Social media listening will tell you how your users are talking about the situation, and monitoring will show you public response in real-time. Any indication of mission impact through a public platform should be supported with comprehensive data. Remember to have a plan in place to lead the discussion if audience sentiment changes operations.

Compare normal operational time periods against the crisis time period to gauge the severity of the communication environment. Focus on factors like lost followers, specific complaints and the viral reach of negative sentiment surrounding the mission. Identify key performance indicators for successful crisis management and establish a measurement scale to evaluate the negative conversations generated. Determine how to measure impact on overall mission sentiment as well as overall mission impact of the crisis over time.

The third step is to reflect on responses. Even when the crisis begins to dissipate and a semblance of normalcy returns, use this opportunity to evaluate messages and responses. Bring the team back together and do an immediate after action, or hotwash, of what worked and what didn’t. Consider:

  • What were the strongest aspects of the crisis plan?
  • Which elements of the existing strategy were unhelpful or less impactful?
  • Are there any processes or templates that need to be revised?
  • Do any new systems or guidelines need to be created?

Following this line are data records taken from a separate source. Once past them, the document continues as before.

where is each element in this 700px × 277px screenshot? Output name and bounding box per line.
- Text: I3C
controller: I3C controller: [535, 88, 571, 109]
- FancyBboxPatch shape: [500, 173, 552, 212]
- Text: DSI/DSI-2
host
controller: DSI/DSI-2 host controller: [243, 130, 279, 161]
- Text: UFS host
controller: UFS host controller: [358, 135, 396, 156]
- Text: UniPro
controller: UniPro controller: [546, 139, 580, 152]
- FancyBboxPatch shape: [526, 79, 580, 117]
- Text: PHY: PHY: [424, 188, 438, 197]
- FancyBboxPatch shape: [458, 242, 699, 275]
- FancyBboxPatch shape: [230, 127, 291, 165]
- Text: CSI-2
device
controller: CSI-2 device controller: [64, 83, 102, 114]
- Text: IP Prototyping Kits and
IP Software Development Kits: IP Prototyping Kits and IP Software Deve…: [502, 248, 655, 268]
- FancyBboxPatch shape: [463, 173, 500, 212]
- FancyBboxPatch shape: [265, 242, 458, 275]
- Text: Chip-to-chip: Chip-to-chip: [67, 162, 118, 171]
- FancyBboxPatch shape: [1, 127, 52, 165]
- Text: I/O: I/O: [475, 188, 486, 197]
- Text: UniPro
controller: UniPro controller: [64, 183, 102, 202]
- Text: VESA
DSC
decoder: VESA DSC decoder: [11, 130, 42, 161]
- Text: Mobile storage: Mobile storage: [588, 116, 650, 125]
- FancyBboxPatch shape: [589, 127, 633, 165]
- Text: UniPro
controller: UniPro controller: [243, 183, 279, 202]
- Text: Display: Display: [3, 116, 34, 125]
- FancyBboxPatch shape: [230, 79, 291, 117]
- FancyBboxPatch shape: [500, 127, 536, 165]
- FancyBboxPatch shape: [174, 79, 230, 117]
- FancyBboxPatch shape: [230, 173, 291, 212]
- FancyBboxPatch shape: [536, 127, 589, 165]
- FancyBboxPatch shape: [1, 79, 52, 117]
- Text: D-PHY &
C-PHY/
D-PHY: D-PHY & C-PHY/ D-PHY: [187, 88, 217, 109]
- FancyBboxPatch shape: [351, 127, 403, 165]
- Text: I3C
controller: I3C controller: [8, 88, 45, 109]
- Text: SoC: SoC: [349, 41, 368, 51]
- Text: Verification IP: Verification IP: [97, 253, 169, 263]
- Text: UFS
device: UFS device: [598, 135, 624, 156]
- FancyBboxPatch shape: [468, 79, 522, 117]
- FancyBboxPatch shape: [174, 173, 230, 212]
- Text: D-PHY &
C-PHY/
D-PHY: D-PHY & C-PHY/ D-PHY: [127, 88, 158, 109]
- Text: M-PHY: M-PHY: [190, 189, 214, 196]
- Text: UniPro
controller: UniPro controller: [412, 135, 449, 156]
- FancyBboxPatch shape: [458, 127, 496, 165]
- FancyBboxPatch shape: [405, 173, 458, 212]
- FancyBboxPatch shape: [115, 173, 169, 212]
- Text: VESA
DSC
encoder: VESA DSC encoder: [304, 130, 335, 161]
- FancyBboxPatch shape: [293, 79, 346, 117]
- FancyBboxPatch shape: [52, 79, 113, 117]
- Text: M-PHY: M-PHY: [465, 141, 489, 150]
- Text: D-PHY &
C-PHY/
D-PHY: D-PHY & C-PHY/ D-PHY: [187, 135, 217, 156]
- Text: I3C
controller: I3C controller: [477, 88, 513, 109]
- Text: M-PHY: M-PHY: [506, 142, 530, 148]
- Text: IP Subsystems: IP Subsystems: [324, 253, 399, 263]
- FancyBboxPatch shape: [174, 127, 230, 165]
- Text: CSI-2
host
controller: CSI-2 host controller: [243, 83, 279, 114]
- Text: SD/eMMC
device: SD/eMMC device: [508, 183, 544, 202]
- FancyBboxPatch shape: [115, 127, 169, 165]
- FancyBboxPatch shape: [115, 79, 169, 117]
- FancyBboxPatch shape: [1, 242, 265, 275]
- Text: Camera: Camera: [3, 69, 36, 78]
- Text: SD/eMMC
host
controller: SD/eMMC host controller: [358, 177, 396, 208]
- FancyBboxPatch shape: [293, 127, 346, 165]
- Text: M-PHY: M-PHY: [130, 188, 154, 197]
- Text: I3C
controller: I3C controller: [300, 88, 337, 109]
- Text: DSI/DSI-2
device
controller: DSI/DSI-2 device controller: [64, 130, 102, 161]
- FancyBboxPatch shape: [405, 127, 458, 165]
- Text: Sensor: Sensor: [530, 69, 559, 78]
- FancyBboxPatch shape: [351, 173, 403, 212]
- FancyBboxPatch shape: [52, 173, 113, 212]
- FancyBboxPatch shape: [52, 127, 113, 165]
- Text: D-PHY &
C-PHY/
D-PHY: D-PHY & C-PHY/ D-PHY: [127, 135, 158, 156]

Unfortunately, the Internet has a long memory and negative news and complaints can linger far past the end of a crisis. Prepare for the long-term. Evaluate your position moving forward. Figure out how you will communicate and respond. Determine whether or not this situation warrants a passive or active posture. This is where active monitoring can augment a communication strategy. It will allow you and your team to evaluate sentiment overtime and manage negative feedback while examining possible trends. Ask:

  • How will you manage or participate in the long-term conversation about this crisis?
  • Do continual updates need to be provided long-term to any audiences or stakeholders?

Perform a thorough assessment of all the previous steps and weigh them against the team’s performance. This should be an open and candid discussion between team members. Glean the inputs from your team and make any changes to the existing crisis management plan.